I dashed over to Hinodeya Ramen Bar in Japantown to reward myself for besting my pound-per-week 2017 diet goal for two consecutive weeks.  It marks my quest for noodles out of the house in 2017, not counting the two types of noodles served with out hotpot New Year's Day dinner at Dragon Beaux.

Hinodeya is the first overseas venture for a 130-year old Japanese restaurant group, and is modeled after a Tokyo restaurant noted for its innovative dashi-infused broth. Dashi is a soup base made from dried, preserved Skipjack Tuna and other seaborne ingredient. I've long been a fan of fishy soups, and have written here about Assam Laksa, a couple of Vietnamese Bun Mams and a whole flotilla of Mohingas, s well as a couple off other SE Asian fish-based soups.

Thanks (or not) to my Muni connections being exceptionally expeditious, I arrived at Hinodeya 25 minutes early for its 5:00 dinner service on this crisp Winter day. I was first in line, but the queue that formed behind me filled the restaurant once the doors were opened.

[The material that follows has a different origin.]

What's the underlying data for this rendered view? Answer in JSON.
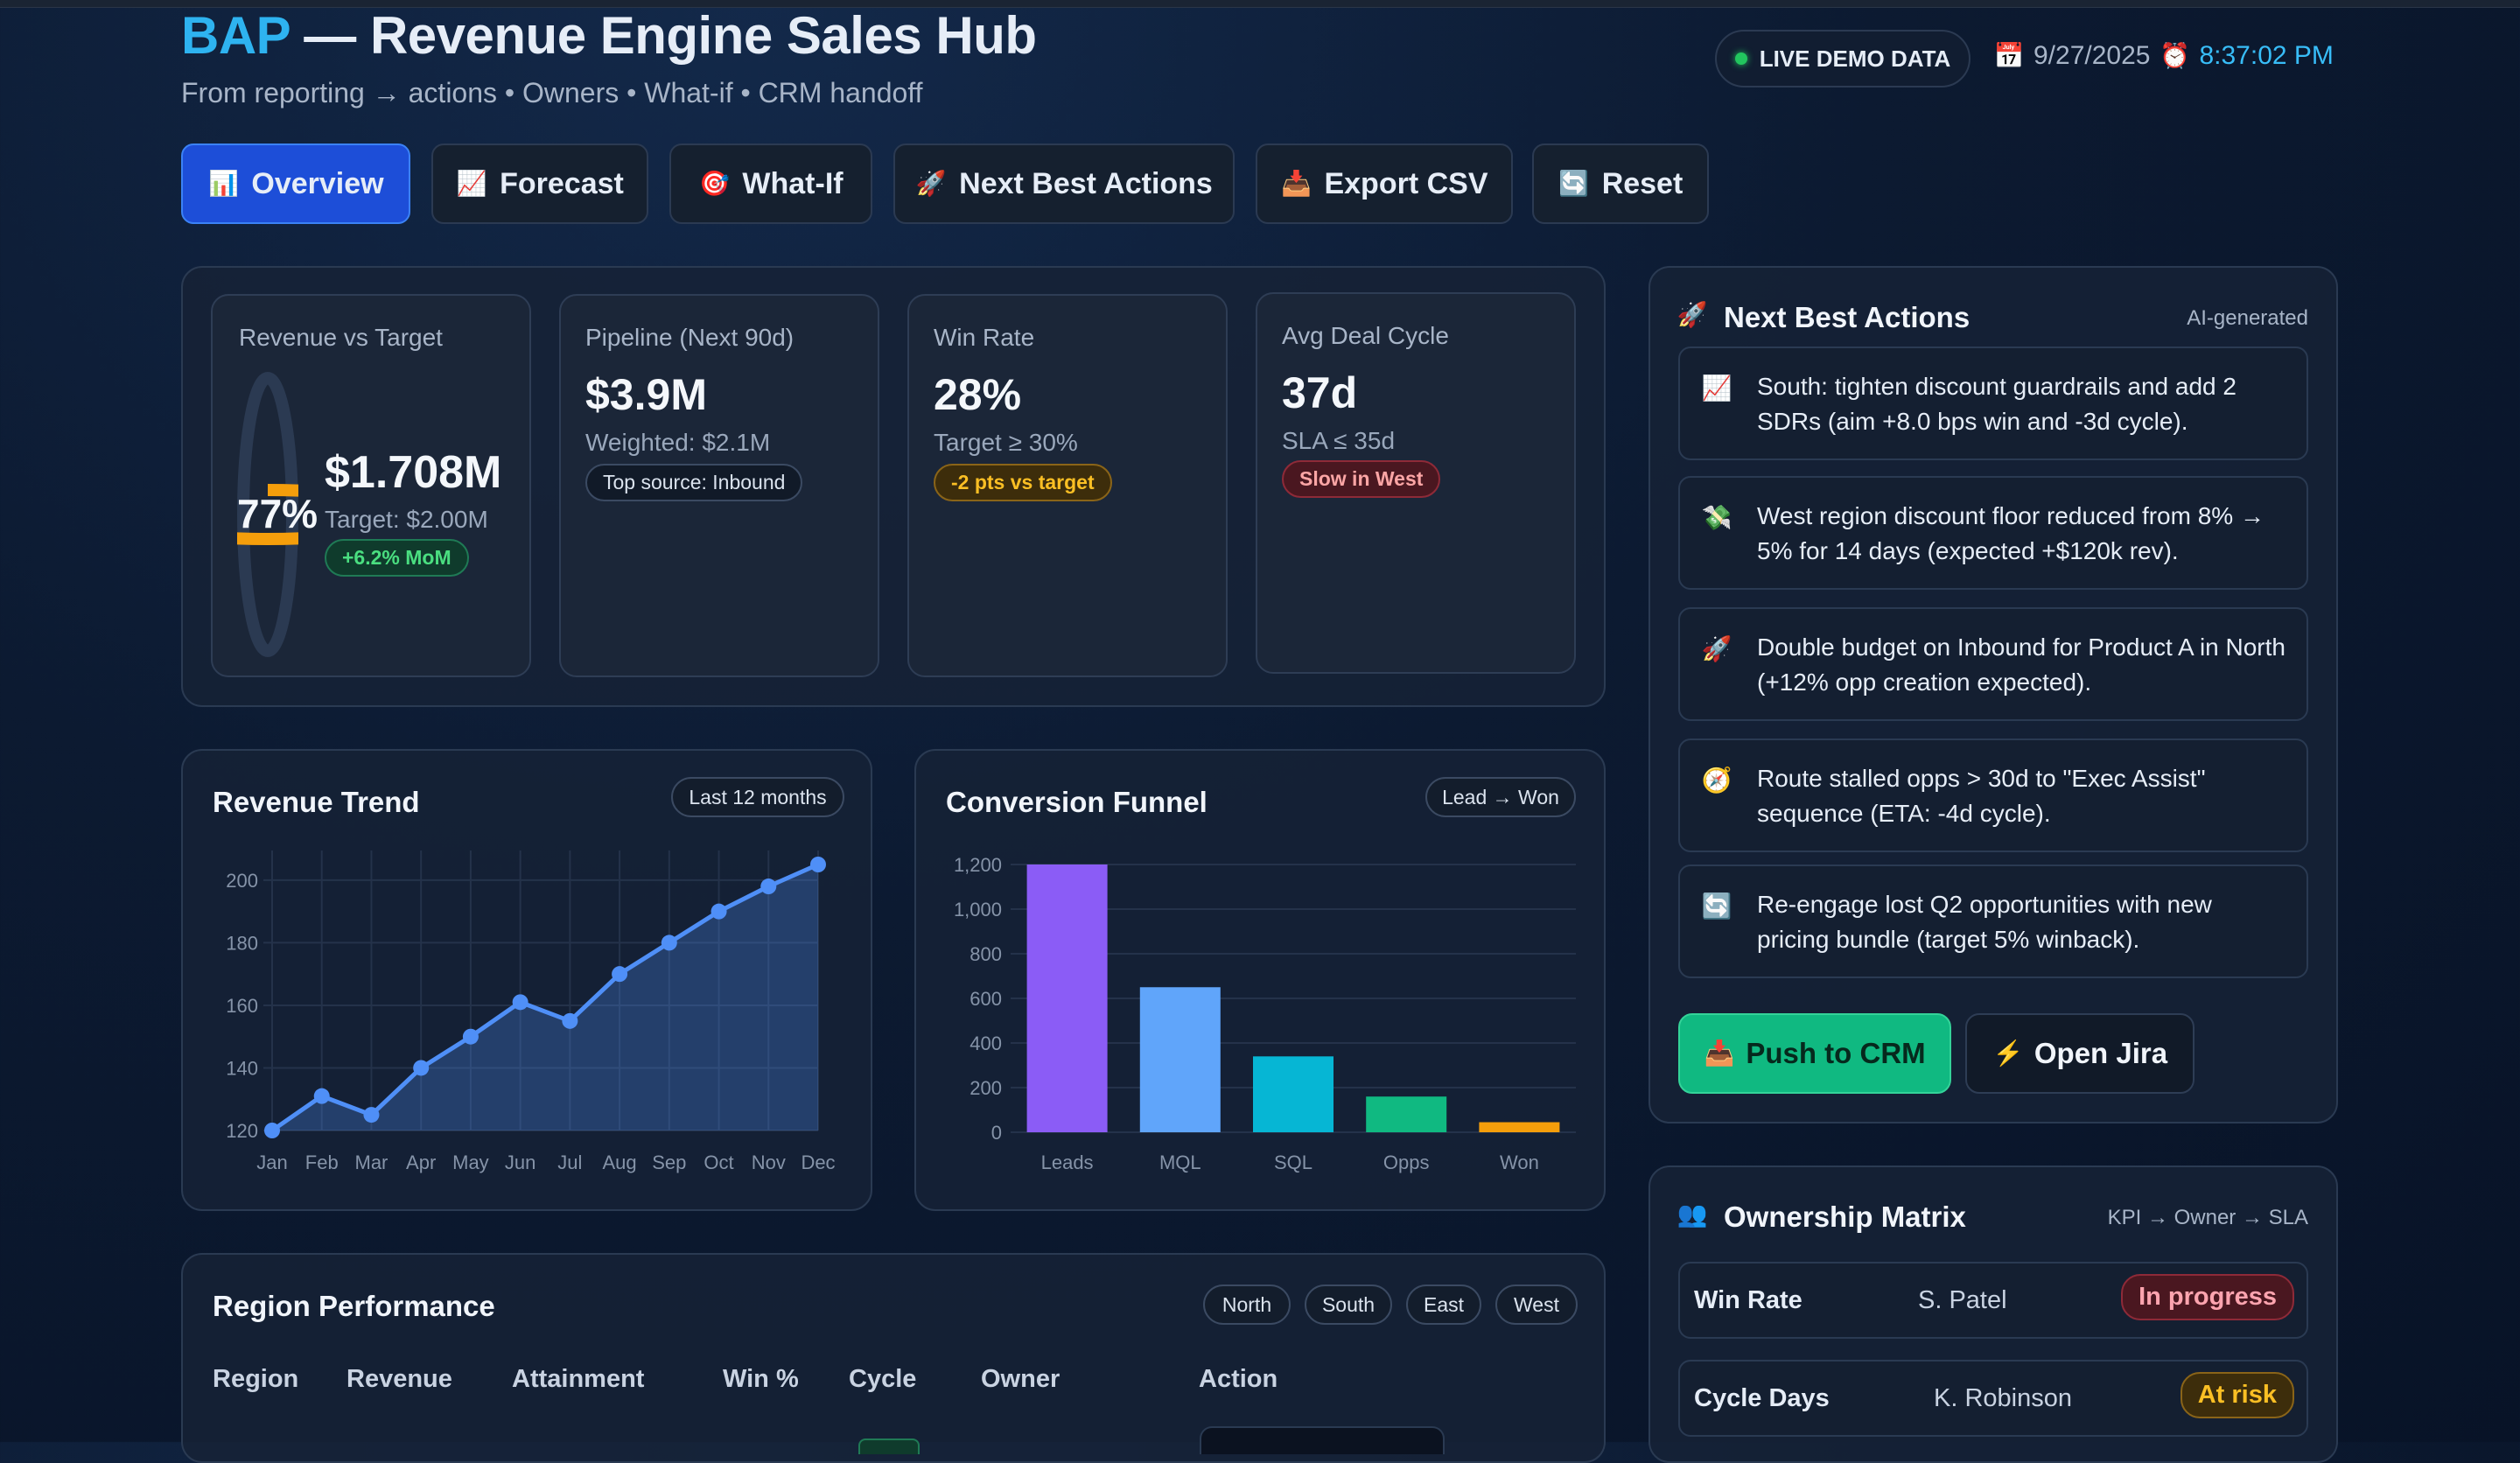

Once inside, I took my seat at the bar and ordered the house special Hinodeya Dashi Ramen, a side order of Crispy Fried Yam and a Sapporo Beer. Service was efficient and friendly if noisy, with greetings and orders in Japanese shouted cross the room in what I assume is traditional fashion, and I soon had my crispy yam pieces with the first bowl of the establishment's house ramen following soon after.

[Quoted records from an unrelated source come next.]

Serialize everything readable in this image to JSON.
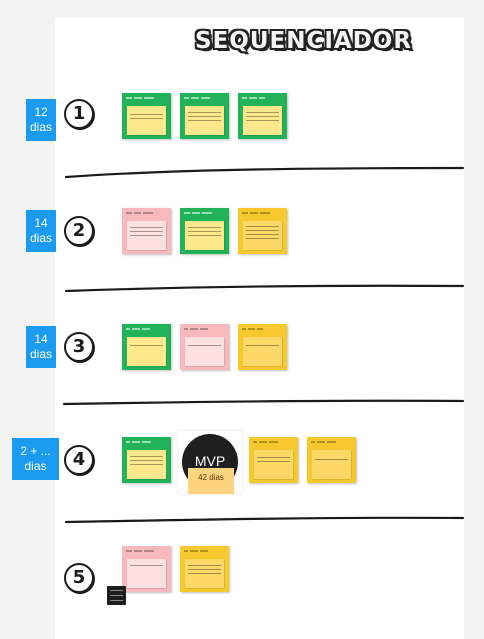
{
  "title": "SEQUENCIADOR",
  "rows": [
    {
      "number": "1",
      "badge": {
        "line1": "12",
        "line2": "dias"
      }
    },
    {
      "number": "2",
      "badge": {
        "line1": "14",
        "line2": "dias"
      }
    },
    {
      "number": "3",
      "badge": {
        "line1": "14",
        "line2": "dias"
      }
    },
    {
      "number": "4",
      "badge": {
        "line1": "2 + ...",
        "line2": "dias"
      }
    },
    {
      "number": "5"
    }
  ],
  "card_colors": {
    "green": "#22b35a",
    "pink": "#f7b9bb",
    "yellow": "#f7c92e"
  },
  "mvp": {
    "label": "MVP",
    "note": "42 dias"
  }
}
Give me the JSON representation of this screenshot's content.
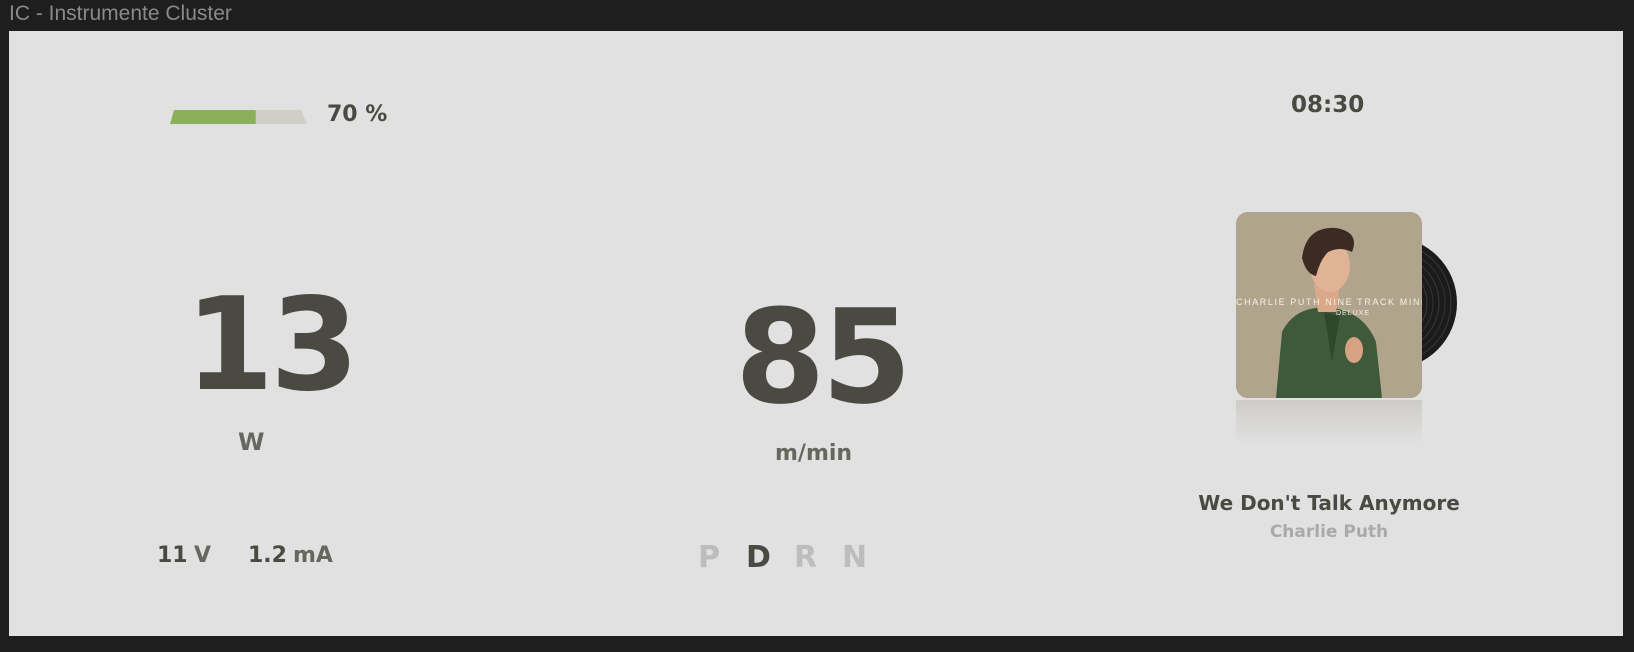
{
  "window": {
    "title": "IC - Instrumente Cluster"
  },
  "battery": {
    "level": 0.7,
    "label": "70 %",
    "fill_color": "#8bb05a",
    "track_color": "#cfcfc8"
  },
  "power": {
    "value": "13",
    "unit": "W"
  },
  "electrics": {
    "voltage": "11",
    "voltage_unit": "V",
    "current": "1.2",
    "current_unit": "mA"
  },
  "speed": {
    "value": "85",
    "unit": "m/min"
  },
  "gears": [
    {
      "label": "P",
      "active": false
    },
    {
      "label": "D",
      "active": true
    },
    {
      "label": "R",
      "active": false
    },
    {
      "label": "N",
      "active": false
    }
  ],
  "clock": {
    "time": "08:30"
  },
  "media": {
    "album_art_text": "CHARLIE PUTH NINE TRACK MIND",
    "album_art_subtext": "DELUXE",
    "track": "We Don't Talk Anymore",
    "artist": "Charlie Puth",
    "icons": [
      "album-cover",
      "vinyl-record-icon"
    ]
  },
  "colors": {
    "text_primary": "#4a4a42",
    "text_muted": "#a9a9a9",
    "panel_bg": "#e1e1e1",
    "window_bg": "#1e1e1e"
  }
}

If I expected a revelation from the dashi ramen broth, I was a little disappointed. The soup, a chicken-bone broth infused with a soup base made from kelp, dried bonito flakes and small sardines, according to Hinodeya's Japan website, was perhaps a little too subtle for my untrained ramen palate. I tried to detect a forthright fishiness to it, but could only suss out a faint tuna-y taste, and if you grew up with tuna salad sandwiches as I did, you don't really associate tuna with fishiness. It left a bit of a cloying aftertaste, like the miso broth it much resembled. The toppings, while well prepared, seemed a bit stingy for a $14 bowl of noodles: a single thin slice of chashu, half a soft-boiled egg, a few sticks of menma, a single piece of nori. I couldn't help noticing that the "extras" section of the menu consisited only of more of what was already in the ramen (no corn, alas).  The noodles may have been the best thing about my bowl of ramen; curly and of medium thickness, they held their chewiness to the end.

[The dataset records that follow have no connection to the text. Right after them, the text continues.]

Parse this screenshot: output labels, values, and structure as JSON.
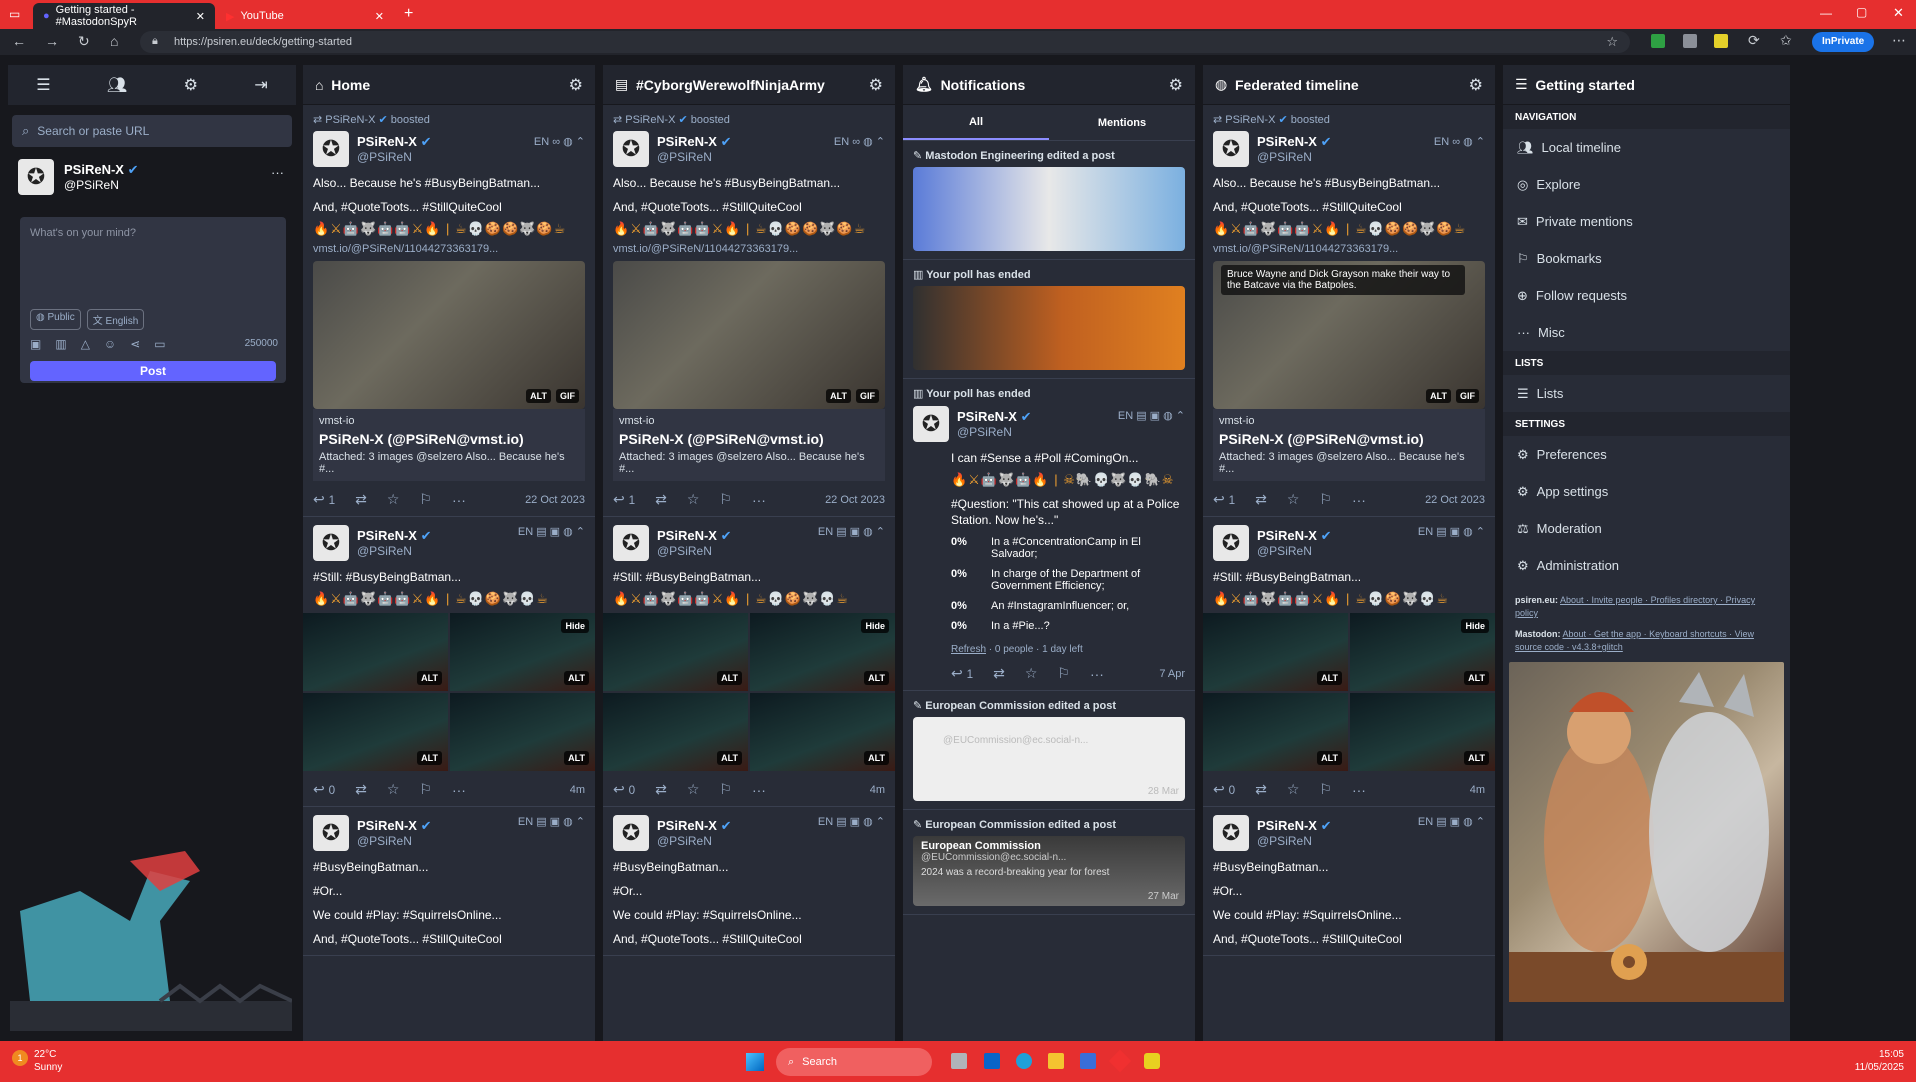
{
  "browser": {
    "tabs": [
      {
        "title": "Getting started - #MastodonSpyR",
        "active": true
      },
      {
        "title": "YouTube",
        "active": false
      }
    ],
    "url": "https://psiren.eu/deck/getting-started",
    "inprivate_label": "InPrivate"
  },
  "compose": {
    "search_placeholder": "Search or paste URL",
    "account_name": "PSiReN-X",
    "account_handle": "@PSiReN",
    "textarea_placeholder": "What's on your mind?",
    "visibility": "Public",
    "language": "English",
    "char_count": "250000",
    "post_button": "Post"
  },
  "columns": {
    "home": {
      "title": "Home"
    },
    "hashtag": {
      "title": "#CyborgWerewolfNinjaArmy"
    },
    "notifications": {
      "title": "Notifications",
      "tab_all": "All",
      "tab_mentions": "Mentions"
    },
    "federated": {
      "title": "Federated timeline"
    },
    "getting_started": {
      "title": "Getting started"
    }
  },
  "post1": {
    "boost_line": "PSiReN-X",
    "boosted": "boosted",
    "name": "PSiReN-X",
    "handle": "@PSiReN",
    "lang": "EN",
    "text1": "Also... Because he's #BusyBeingBatman...",
    "text2": "And, #QuoteToots... #StillQuiteCool",
    "link": "vmst.io/@PSiReN/11044273363179...",
    "alt": "ALT",
    "gif": "GIF",
    "card_site": "vmst-io",
    "card_title": "PSiReN-X (@PSiReN@vmst.io)",
    "card_desc": "Attached: 3 images @selzero Also... Because he's #...",
    "replies": "1",
    "date": "22 Oct 2023",
    "fed_caption": "Bruce Wayne and Dick Grayson make their way to the Batcave via the Batpoles."
  },
  "post2": {
    "name": "PSiReN-X",
    "handle": "@PSiReN",
    "lang": "EN",
    "text": "#Still: #BusyBeingBatman...",
    "hide": "Hide",
    "alt": "ALT",
    "replies": "0",
    "time": "4m"
  },
  "post3": {
    "name": "PSiReN-X",
    "handle": "@PSiReN",
    "lang": "EN",
    "text1": "#BusyBeingBatman...",
    "text2": "#Or...",
    "text3": "We could #Play: #SquirrelsOnline...",
    "text4": "And, #QuoteToots... #StillQuiteCool"
  },
  "notifications": {
    "n1": "Mastodon Engineering edited a post",
    "n2": "Your poll has ended",
    "n3": "Your poll has ended",
    "poll_author": "PSiReN-X",
    "poll_handle": "@PSiReN",
    "poll_lang": "EN",
    "poll_text": "I can #Sense a #Poll #ComingOn...",
    "question": "#Question: \"This cat showed up at a Police Station. Now he's...\"",
    "options": [
      {
        "pct": "0%",
        "label": "In a #ConcentrationCamp in El Salvador;"
      },
      {
        "pct": "0%",
        "label": "In charge of the Department of Government Efficiency;"
      },
      {
        "pct": "0%",
        "label": "An #InstagramInfluencer; or,"
      },
      {
        "pct": "0%",
        "label": "In a #Pie...?"
      }
    ],
    "poll_footer_refresh": "Refresh",
    "poll_footer": " · 0 people · 1 day left",
    "poll_replies": "1",
    "poll_date": "7 Apr",
    "n4": "European Commission edited a post",
    "ec_handle": "@EUCommission@ec.social-n...",
    "n5": "European Commission edited a post",
    "ec_name": "European Commission",
    "ec_handle2": "@EUCommission@ec.social-n...",
    "ec_text": "2024 was a record-breaking year for forest",
    "ec_date1": "28 Mar",
    "ec_date2": "27 Mar"
  },
  "getting_started": {
    "nav_head": "Navigation",
    "items": [
      "Local timeline",
      "Explore",
      "Private mentions",
      "Bookmarks",
      "Follow requests",
      "Misc"
    ],
    "lists_head": "Lists",
    "lists_item": "Lists",
    "settings_head": "Settings",
    "settings_items": [
      "Preferences",
      "App settings",
      "Moderation",
      "Administration"
    ],
    "footer1_site": "psiren.eu:",
    "footer1_links": "About · Invite people · Profiles directory · Privacy policy",
    "footer2_site": "Mastodon:",
    "footer2_links": "About · Get the app · Keyboard shortcuts · View source code · v4.3.8+glitch"
  },
  "taskbar": {
    "temp": "22°C",
    "weather": "Sunny",
    "search": "Search",
    "time": "15:05",
    "date": "11/05/2025",
    "notif_count": "1"
  }
}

My side order of crispy fried yam was tasty, mouth-pleasing (the crispiness refers to the interior, not the coating) and came in a nice tangy sauce. Again, though, it was pricey: $8.00 for five chunks of edible tuber. The Japanese woman next to be ordered kar-age, which looked to be a better value -- a quantity of protein approximately equal in volume to my carbs for the same $8 price tag. I guess I should be thankful my bottle of Sapporo was only $6; I had paid $9 for a bottle of beer at Mensho Tokyo.

I'll be writing more about ramen (because it is there) and the more elegant and healthful pho this year as I fit them into my diet regimen. They both are typically lighter meals than my beloved Chinese la mien.

Where slurped: Hinodeya Ramen Bar, 1137 Buchanan St. (in the mall).